Louisiana Strips Away Black Congressional District in Late-Night Power Move

Louisiana lawmakers voted to advance a congressional redistricting plan that shrinks Black representation in the state's delegation, setting up a collision course between two sitting House members in the process.

In a marathon overnight session that stretched past 4:30 a.m. Wednesday, a Senate committee approved the map on a 4-3 vote. The proposal, authored by Republican Senator Jay Morris of West Monroe, keeps one majority-Black district but redraws the state's other five House seats to be majority-white.

The real casualty of the new map is its political consequence: U.S. Representatives Troy Carter and Cleo Fields, who now hold seats in separate districts, would be forced to run against each other under the redrawn lines.
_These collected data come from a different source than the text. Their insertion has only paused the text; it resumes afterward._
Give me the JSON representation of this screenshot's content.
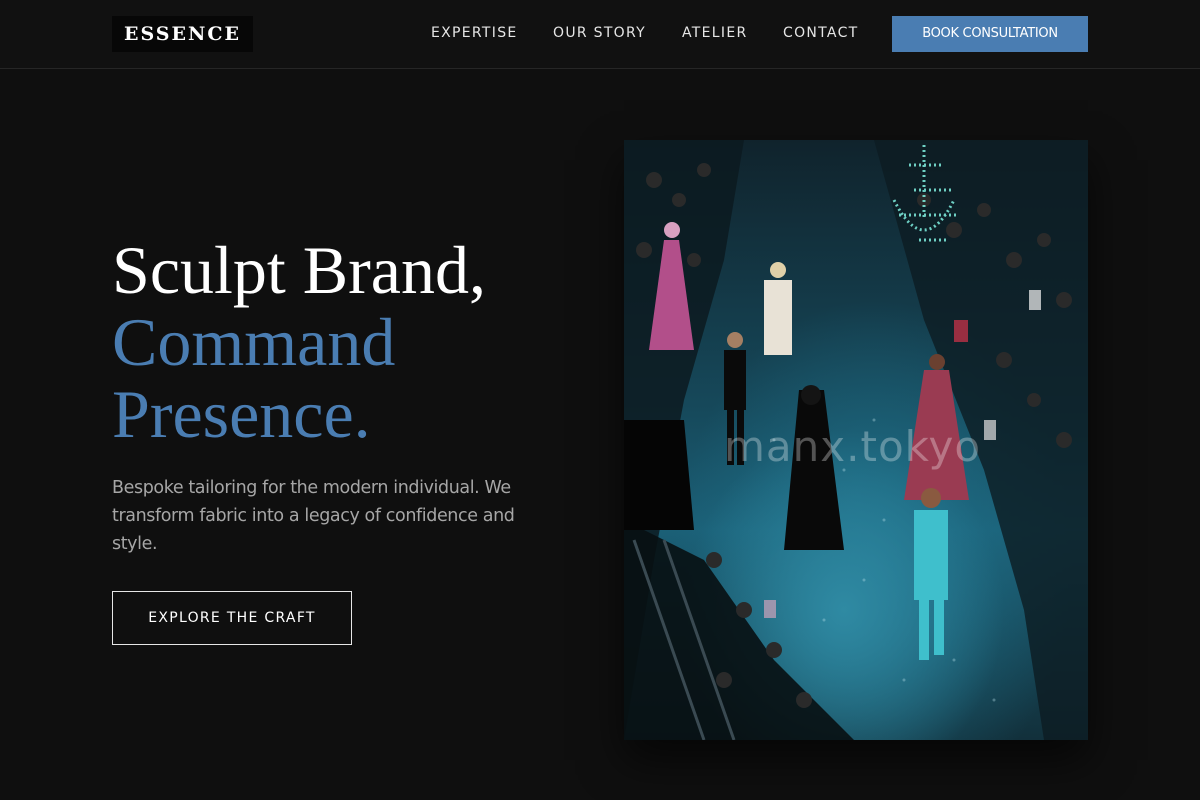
{
  "header": {
    "logo": "ESSENCE",
    "nav": [
      {
        "label": "EXPERTISE"
      },
      {
        "label": "OUR STORY"
      },
      {
        "label": "ATELIER"
      },
      {
        "label": "CONTACT"
      }
    ],
    "cta_label": "BOOK CONSULTATION"
  },
  "hero": {
    "title_line1": "Sculpt Brand,",
    "title_line2": "Command",
    "title_line3": "Presence.",
    "description": "Bespoke tailoring for the modern individual. We transform fabric into a legacy of confidence and style.",
    "button_label": "EXPLORE THE CRAFT",
    "image_watermark": "manx.tokyo"
  },
  "colors": {
    "accent": "#4a7db2",
    "background": "#0f0f0f",
    "text": "#ffffff",
    "muted_text": "#a6a6a6"
  }
}
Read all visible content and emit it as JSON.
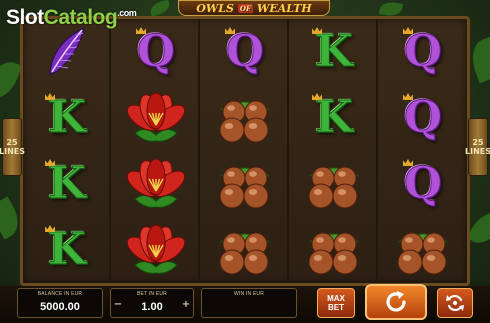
{
  "watermark": {
    "slot": "Slot",
    "catalog": "Catalog",
    "com": ".com"
  },
  "title": {
    "left": "OWLS",
    "of": "OF",
    "right": "WEALTH"
  },
  "paylines": {
    "left": "25\nLINES",
    "right": "25\nLINES"
  },
  "reels": [
    [
      "feather",
      "K",
      "K",
      "K"
    ],
    [
      "Q",
      "flower",
      "flower",
      "flower"
    ],
    [
      "Q",
      "nuts",
      "nuts",
      "nuts"
    ],
    [
      "K",
      "K",
      "nuts",
      "nuts"
    ],
    [
      "Q",
      "Q",
      "Q",
      "nuts"
    ]
  ],
  "panel": {
    "balance_label": "BALANCE IN EUR",
    "balance_value": "5000.00",
    "bet_label": "BET IN EUR",
    "bet_value": "1.00",
    "bet_minus": "−",
    "bet_plus": "+",
    "win_label": "WIN IN EUR",
    "win_value": "",
    "max_bet_label": "MAX\nBET"
  },
  "icons": {
    "spin": "spin-arrow-icon",
    "autoplay": "autoplay-icon"
  },
  "colors": {
    "k_symbol": "#3fb43a",
    "q_symbol": "#b052d8",
    "spin_button": "#f2862a",
    "frame": "#6b4a1f"
  }
}
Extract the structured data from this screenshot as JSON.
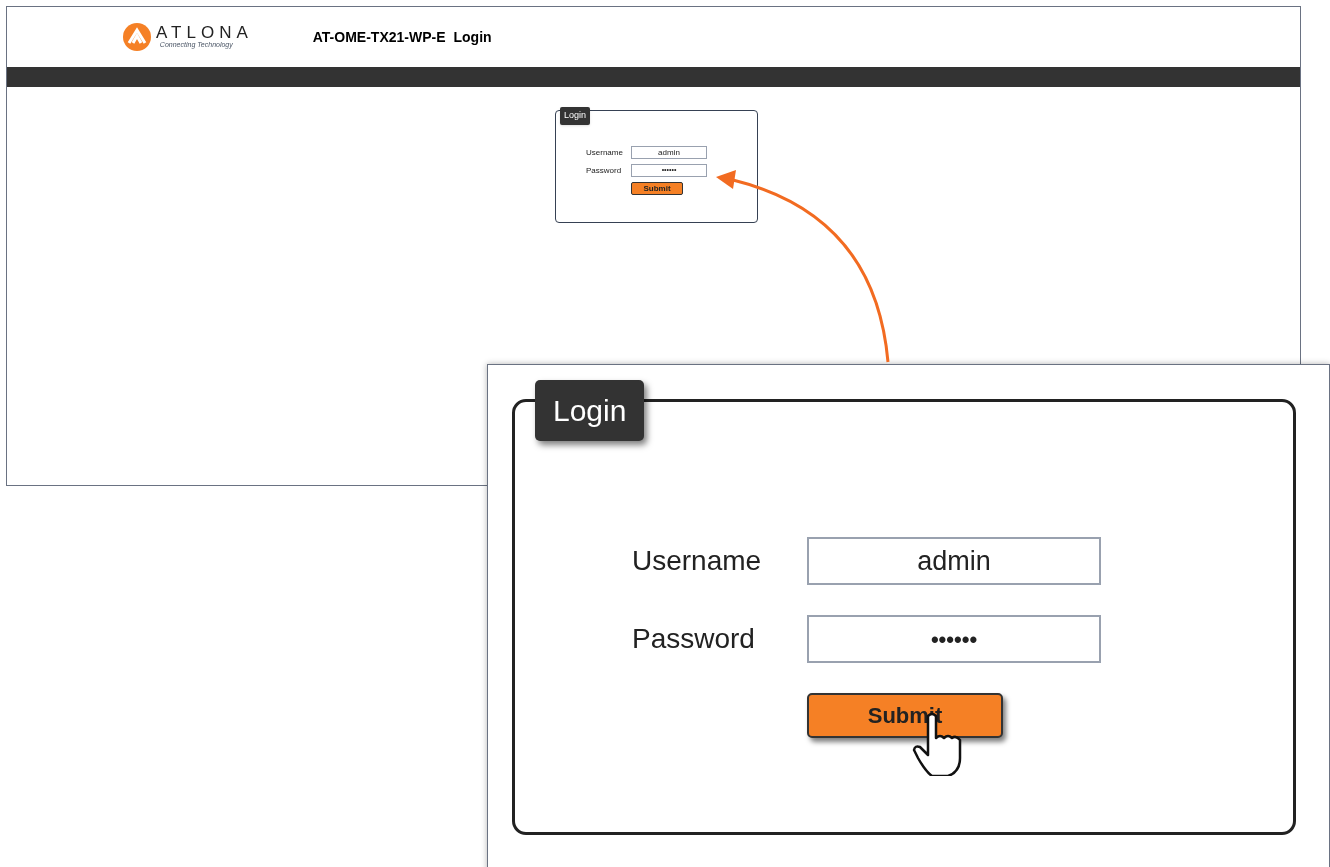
{
  "page": {
    "logo": {
      "wordmark": "ATLONA",
      "tagline": "Connecting Technology"
    },
    "model": "AT-OME-TX21-WP-E",
    "title": "Login"
  },
  "small_login": {
    "legend": "Login",
    "fields": [
      {
        "label": "Username",
        "value": "admin",
        "kind": "text"
      },
      {
        "label": "Password",
        "value": "••••••",
        "kind": "password"
      }
    ],
    "submit": "Submit"
  },
  "zoomed_login": {
    "legend": "Login",
    "fields": [
      {
        "label": "Username",
        "value": "admin",
        "kind": "text"
      },
      {
        "label": "Password",
        "value": "••••••",
        "kind": "password"
      }
    ],
    "submit": "Submit"
  }
}
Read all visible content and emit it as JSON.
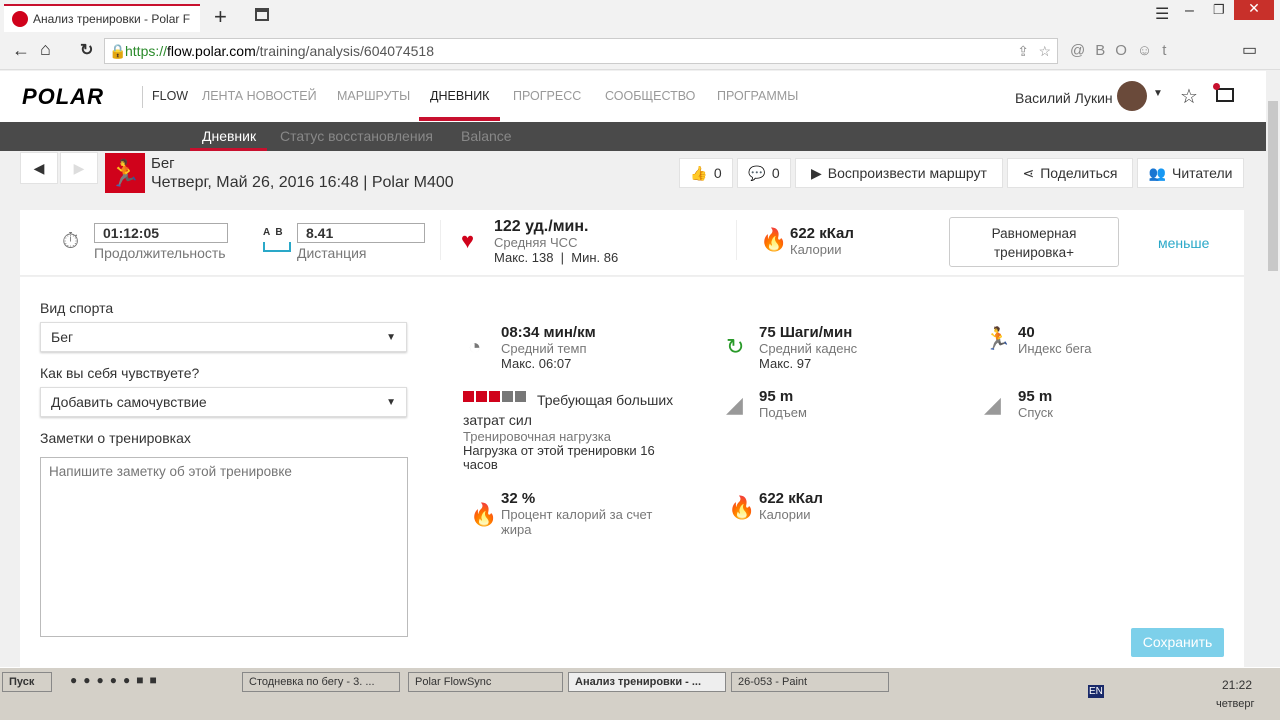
{
  "browser": {
    "tab_title": "Анализ тренировки - Polar F",
    "url_scheme": "https://",
    "url_domain": "flow.polar.com",
    "url_path": "/training/analysis/604074518"
  },
  "header": {
    "logo": "POLAR",
    "flow": "FLOW",
    "nav": [
      "ЛЕНТА НОВОСТЕЙ",
      "МАРШРУТЫ",
      "ДНЕВНИК",
      "ПРОГРЕСС",
      "СООБЩЕСТВО",
      "ПРОГРАММЫ"
    ],
    "user": "Василий Лукин"
  },
  "subnav": [
    "Дневник",
    "Статус восстановления",
    "Balance"
  ],
  "session": {
    "sport": "Бег",
    "date": "Четверг, Май 26, 2016 16:48 | Polar M400",
    "likes": "0",
    "comments": "0",
    "replay": "Воспроизвести маршрут",
    "share": "Поделиться",
    "readers": "Читатели"
  },
  "summary": {
    "duration": "01:12:05",
    "duration_label": "Продолжительность",
    "ab": "A  B",
    "distance": "8.41",
    "distance_label": "Дистанция",
    "hr": "122 уд./мин.",
    "hr_label": "Средняя ЧСС",
    "hr_range": "Макс. 138  |  Мин. 86",
    "cal": "622 кКал",
    "cal_label": "Калории",
    "benefit": "Равномерная тренировка+",
    "less": "меньше"
  },
  "form": {
    "sport_label": "Вид спорта",
    "sport_value": "Бег",
    "feel_label": "Как вы себя чувствуете?",
    "feel_value": "Добавить самочувствие",
    "notes_label": "Заметки о тренировках",
    "notes_placeholder": "Напишите заметку об этой тренировке",
    "save": "Сохранить"
  },
  "stats": {
    "pace": "08:34 мин/км",
    "pace_label": "Средний темп",
    "pace_max": "Макс. 06:07",
    "cadence": "75 Шаги/мин",
    "cadence_label": "Средний каденс",
    "cadence_max": "Макс. 97",
    "index": "40",
    "index_label": "Индекс бега",
    "load_text": "Требующая больших затрат сил",
    "load_label": "Тренировочная нагрузка",
    "load_detail": "Нагрузка от этой тренировки 16 часов",
    "load_level": 3,
    "ascent": "95 m",
    "ascent_label": "Подъем",
    "descent": "95 m",
    "descent_label": "Спуск",
    "fat": "32 %",
    "fat_label": "Процент калорий за счет жира",
    "cal2": "622 кКал",
    "cal2_label": "Калории"
  },
  "taskbar": {
    "start": "Пуск",
    "items": [
      "Стодневка по бегу - 3. ...",
      "Polar FlowSync",
      "Анализ тренировки - ...",
      "26-053 - Paint"
    ],
    "lang": "EN",
    "time": "21:22",
    "day": "четверг"
  },
  "colors": {
    "accent": "#c8102e",
    "link": "#2aa8c8",
    "save": "#7dd0ea"
  }
}
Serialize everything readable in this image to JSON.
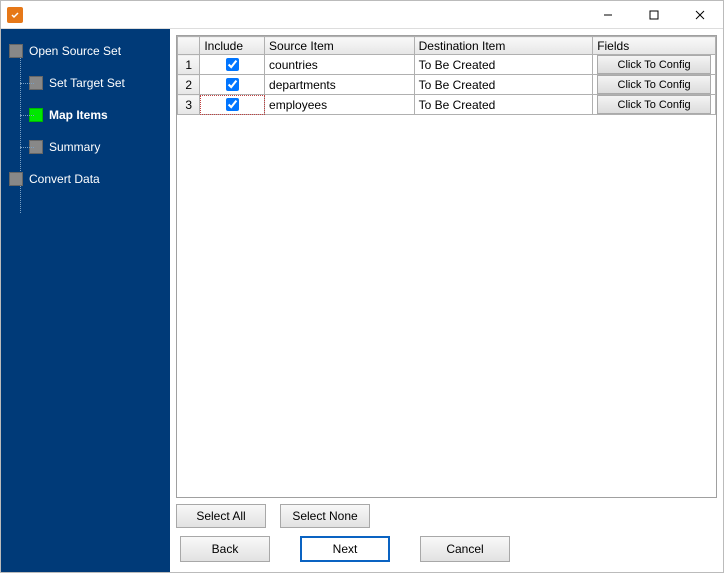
{
  "window": {
    "title": ""
  },
  "sidebar": {
    "items": [
      {
        "label": "Open Source Set",
        "active": false,
        "child": false
      },
      {
        "label": "Set Target Set",
        "active": false,
        "child": true
      },
      {
        "label": "Map Items",
        "active": true,
        "child": true
      },
      {
        "label": "Summary",
        "active": false,
        "child": true
      },
      {
        "label": "Convert Data",
        "active": false,
        "child": false
      }
    ]
  },
  "grid": {
    "headers": {
      "include": "Include",
      "source": "Source Item",
      "dest": "Destination Item",
      "fields": "Fields"
    },
    "config_button_label": "Click To Config",
    "rows": [
      {
        "n": "1",
        "include": true,
        "source": "countries",
        "dest": "To Be Created"
      },
      {
        "n": "2",
        "include": true,
        "source": "departments",
        "dest": "To Be Created"
      },
      {
        "n": "3",
        "include": true,
        "source": "employees",
        "dest": "To Be Created"
      }
    ]
  },
  "buttons": {
    "select_all": "Select All",
    "select_none": "Select None",
    "back": "Back",
    "next": "Next",
    "cancel": "Cancel"
  }
}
The map stretches one majority-Black district from New Orleans to Baton Rouge while consolidating white voters in the remaining districts.

Residents packed the committee hearing to voice concerns about a competing proposal from Democratic Senator Ed Price of Gonzales. Price's alternative would have created two "opportunity" districts designed to give Black voters a meaningful chance to elect candidates of their choice. That map failed to secure the votes needed to advance despite apparent support from those who testified.

The redistricting scramble was triggered by a U.S. Supreme Court decision in the Callais case, which prompted Governor Jeff Landry to suspend all House elections on April 30. He ordered lawmakers to produce a new map before races could resume.

The full Senate is expected to vote Thursday, with the map then heading to the House committee for consideration next week. Lawmakers are racing against a June 1 legislative deadline.

Senator Sam Jenkins, a Shreveport Democrat, indicated that members had agreed informally not to pursue a map that would eliminate all majority-Black districts entirely. The Morris map represents a middle ground of that sort, preserving one district but fundamentally reshaping the overall delegation.

Louisiana currently sends four white-majority and two Black-majority representatives to Congress. Once redrawn under the Morris plan, the delegation would shift decisively: five white-majority districts and one Black-majority district.

Author James Rodriguez: "When legislators stay up all night to ram through maps that happen to reduce minority representation, and the competing proposal gets blocked despite community support, the choreography of that process tells you everything about the real intention here."